History of aluminium _______________home compounds ores uses

Aluminium is a relatively new discovery.

The British scientist, Sir Humphrey Davy, named aluminium in 1807,but was unable to produce any. then in 1825, a small lump of aluminium was produced by Hans Christian Oersted, a Danish chemist, whose work was further developed by Friederick Wohler of Germany.Wohler's process was also improved by the French chemist Henri Sainte-Claire Deville who, with the assistance of France's Emperor Napoleon III, opened the world's first aluminium factory in 1859, at Glaciere near Paris.

Aluminium, still very costly to produce and highly prized as a metal, attracted much scientific interest and in 1886, two men - Charles Martin Hall of Ohio, USA, and Paul L T Heroult of Gentilly, France, independently, and within a month of each other - simultaneously discovered the same basic process for producing inexpensive aluminium.

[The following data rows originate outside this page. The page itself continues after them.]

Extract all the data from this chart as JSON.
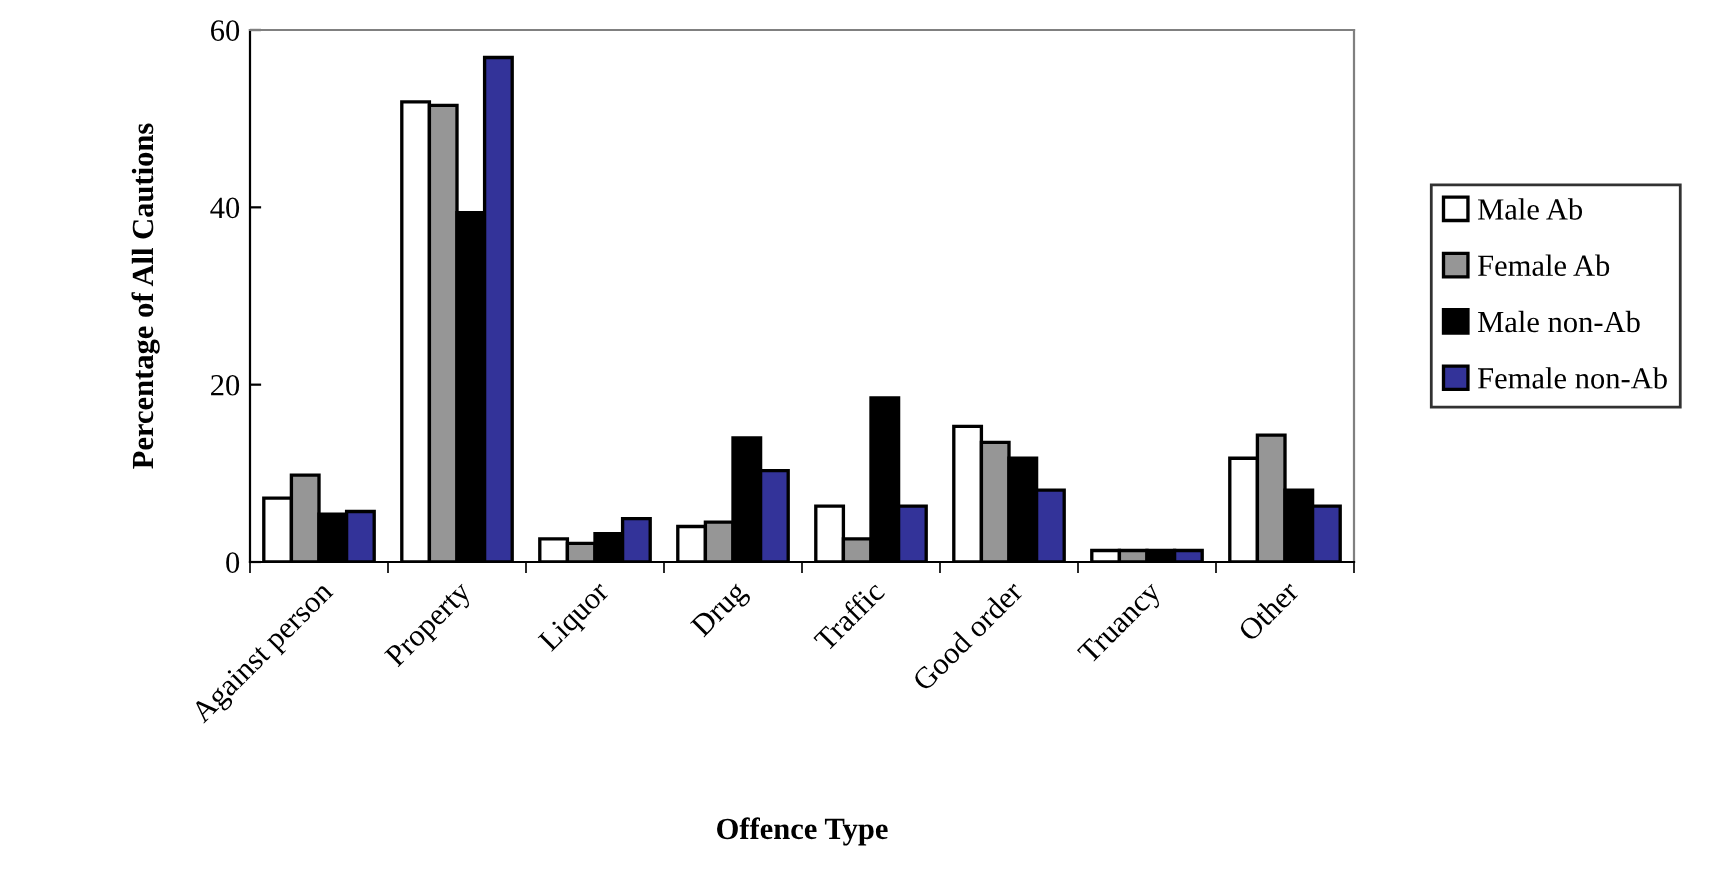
{
  "chart_data": {
    "type": "bar",
    "xlabel": "Offence Type",
    "ylabel": "Percentage of All Cautions",
    "categories": [
      "Against person",
      "Property",
      "Liquor",
      "Drug",
      "Traffic",
      "Good order",
      "Truancy",
      "Other"
    ],
    "series": [
      {
        "name": "Male Ab",
        "color": "#ffffff",
        "values": [
          7.2,
          51.9,
          2.6,
          4.0,
          6.3,
          15.3,
          1.3,
          11.7
        ]
      },
      {
        "name": "Female Ab",
        "color": "#969696",
        "values": [
          9.8,
          51.5,
          2.1,
          4.5,
          2.6,
          13.5,
          1.3,
          14.3
        ]
      },
      {
        "name": "Male non-Ab",
        "color": "#000000",
        "values": [
          5.4,
          39.4,
          3.2,
          14.0,
          18.5,
          11.7,
          1.3,
          8.1
        ]
      },
      {
        "name": "Female non-Ab",
        "color": "#333399",
        "values": [
          5.7,
          56.9,
          4.9,
          10.3,
          6.3,
          8.1,
          1.3,
          6.3
        ]
      }
    ],
    "ylim": [
      0,
      60
    ],
    "yticks": [
      0,
      20,
      40,
      60
    ],
    "grid": false,
    "legend": "right"
  }
}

This commercially viable process, now known as the Hall-Heroult Process, is still used throughout the world.It has been considerably improved, however, by technological advances in production and pollution control techniques so that a modern aluminium smelter, like that at Tomago, provides a clean, efficient and safe work environment at a low unit cost.

Changes in Technology

Since the discovery of the Hall-Heroult method of producing aluminium, and developments in the generation of electric power which have made commercial processing technically viable, the major technical change in the smelting process has been in pot amperage, capacity and design.The first commercial electrolytic cells carried about 600 amperes per cell, and over the last 90 years the scale and change in cell design has increased and means that some cells in more modern smelters now carry more than 300,000 amperes.Tomago Aluminium uses 180,000 amperage technology developed by one of the world's leading aluminium companies, Pechiney of France.

The two well known kinds of technology are called "Soderberg" and "Pre-baked" technology. The major differences between the two include the outward appearance of the pot itself, as well as the way electrolysis takes place - the Soderberg pot is open and uses a different type of unbaked material to conduct electricity inside the pot, while the Pre-baked process, like that used at Tomago, is fully enclosed and uses a number of smaller, compacted and baked anodes inside the pot.

These changes have been made to incorporate technological, design and environmental advances and have not involved any change in the fundamental aluminium production process.